Le lendemain, poursuivant sa tournée de collecte de fonds, Obama participe à un petit-déjeuner de donateurs du Parti démocrate. On devrait aussi se trouver entre amis : tous les présents ont acquitté 35 800 dollars pour grignoter les toasts. Soudain, une tablée entière se lève. C’est un groupe baptisé «Fresh Juice Party», vraisemblablement par référence (et opposition) aux Tea Parties réactionnaires. Sans l’autorisation d’Obama, ils entonnent une chanson en faveur de Bradley Manning. Manning est le soldat accusé d’avoir fourni à Wikileaks les centaines de milliers de télégrammes confidentiels des diplomates américains. Manning est détenu dans une prison américaine dans des conditions humiliantes (obligé de dormir nu et de se présenter nu à l’appel matinal, ne disposant que d’une heure d’exercice par jour, etc.). Il vient d’être transféré dans une nouvelle prison, dans le Kansas, sans que quiconque puisse dire si le transfèrement traduit une réponse de l’administration aux critiques de ses conditions de détention, ou la volonté d’aggraver les mesures d’isolement. Ancien professeur de droit constitutionnel, le cool Obama, celui qui plaisante si délicieusement avec «Mark», s’est toujours refusé à critiquer publiquement les conditions de détention de Manning. Un porte-parole du Département d’Etat a même été limogé le mois dernier parce qu’il avait qualifié ces conditions de «ridicules, contre-productives et stupides».

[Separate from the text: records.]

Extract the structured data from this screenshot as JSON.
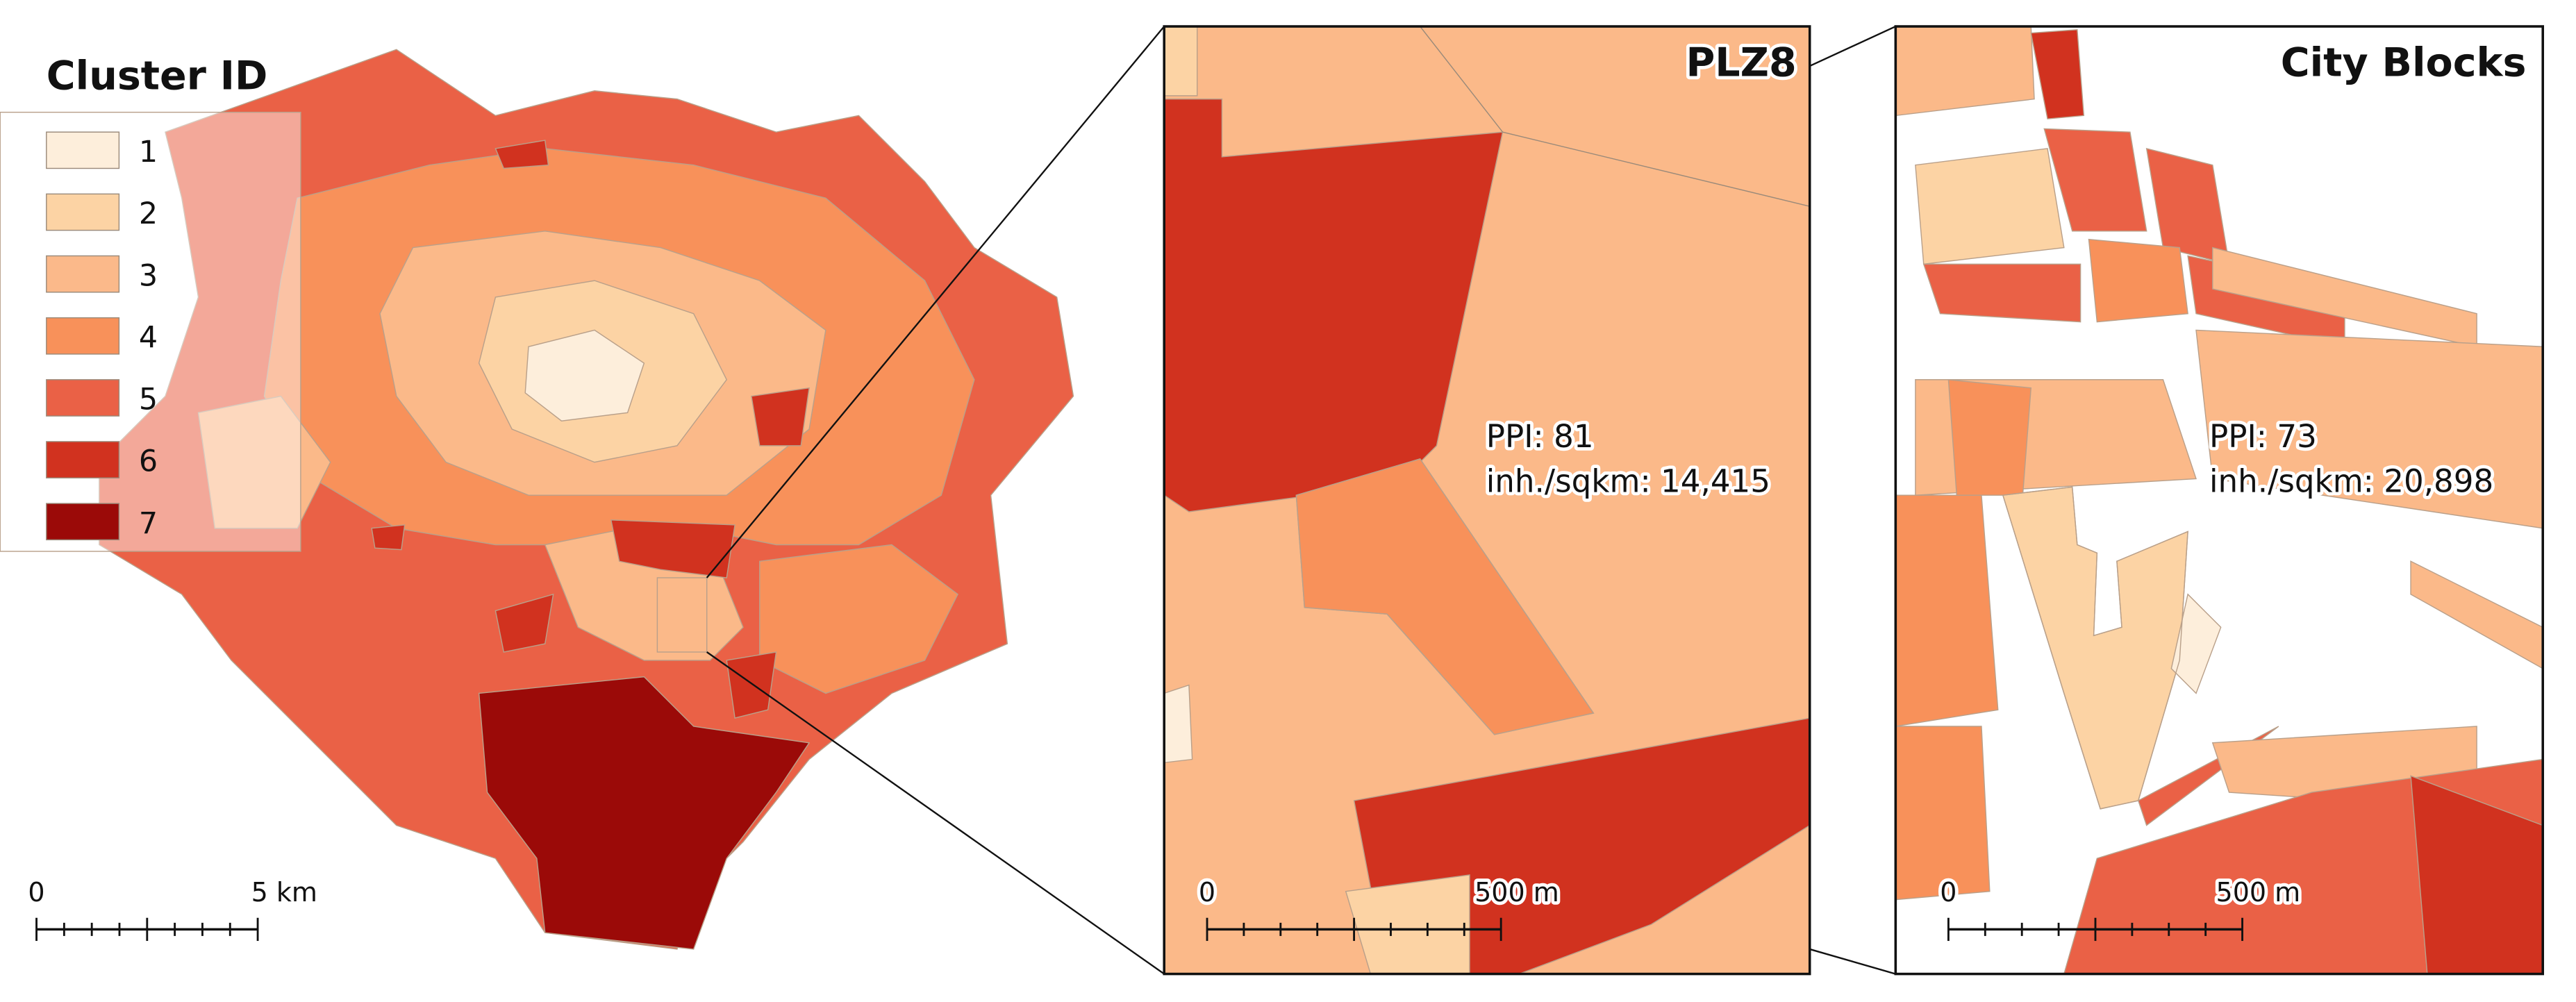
{
  "legend": {
    "title": "Cluster ID",
    "items": [
      {
        "label": "1",
        "color": "#fdeedb"
      },
      {
        "label": "2",
        "color": "#fcd3a4"
      },
      {
        "label": "3",
        "color": "#fbb98a"
      },
      {
        "label": "4",
        "color": "#f8915a"
      },
      {
        "label": "5",
        "color": "#ea6146"
      },
      {
        "label": "6",
        "color": "#d1321f"
      },
      {
        "label": "7",
        "color": "#9b0a08"
      }
    ]
  },
  "main_map": {
    "scale_bar": {
      "start": "0",
      "end": "5 km"
    }
  },
  "panels": [
    {
      "title": "PLZ8",
      "annotation": [
        "PPI: 81",
        "inh./sqkm: 14,415"
      ],
      "scale_bar": {
        "start": "0",
        "end": "500 m"
      }
    },
    {
      "title": "City Blocks",
      "annotation": [
        "PPI: 73",
        "inh./sqkm: 20,898"
      ],
      "scale_bar": {
        "start": "0",
        "end": "500 m"
      }
    }
  ]
}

Donc, la tablée se lève. Et entonne une chanson-plaidoyer pour Manning. «We paid our dues. Where is our change ?» chantent-ils. On pourrait le traduire par «on a payé pour votre campagne. Où est notre monnaie, le changement ?» La meneuse est promptement expulsée par le Secret Service, mais la tablée a bel et bien réussi à interrompre le Président, obligé d’attendre la fin de la chanson. Tout en louant la «créativité» des chanteurs, Obama, selon la journaliste du pool autorisée à assister au repas, semble «assez mécontent». En reprenant, il insiste sur le fait que le changement, au cours de ces deux ans et demie de présidence, s’était avéré «plus difficile que prévu».
Quel rapport ? Manning, comme Zuckerberg, ont participé chacun à sa place aux révolutions arabes. Les lecteurs de Time avaient d’ailleurs choisi Manning comme «personnalité de l’année», avant que l’équipe du magazine n’opte finalement pour Zuckerberg. Peut-on comparer, évaluer, les rôles respectifs de l’un et de l’autre dans la marche vers la liberté et la démocratie ? La possibilité d’appeler à des rassemblements et à des manifs sur Facebook a-t-elle été davantage «déclencheuse» de révolutions que la lecture par les Tunisiens, dans les télégrammes wikileaks, des jugements sévères portés par les diplomates américains sur la corruption du clan Ben Ali ? L’Histoire évaluera peut-être les mérites de l’un et de l’autre. Aujourd’hui, l’un dort nu en prison, tandis que l’autre plaisante avec son ami ce même Président qui refuse de condamner l’humiliation de l’autre, en expliquant que ce n’est pas simple d’exercer le pouvoir (en clair, si l’on comprend bien, qu’il est obligé de composer avec ses amis galonnés de l’institution militaire). Tirez-en les conclusions que vous souhaitez, par exemple celle-ci : comme au siècle dernier, la coolitude s’arrête où commencent les intérêts de l’empire. Cette chanson souriante, entre amis, est peut-être la première vraie fissure dans l’icône Obama.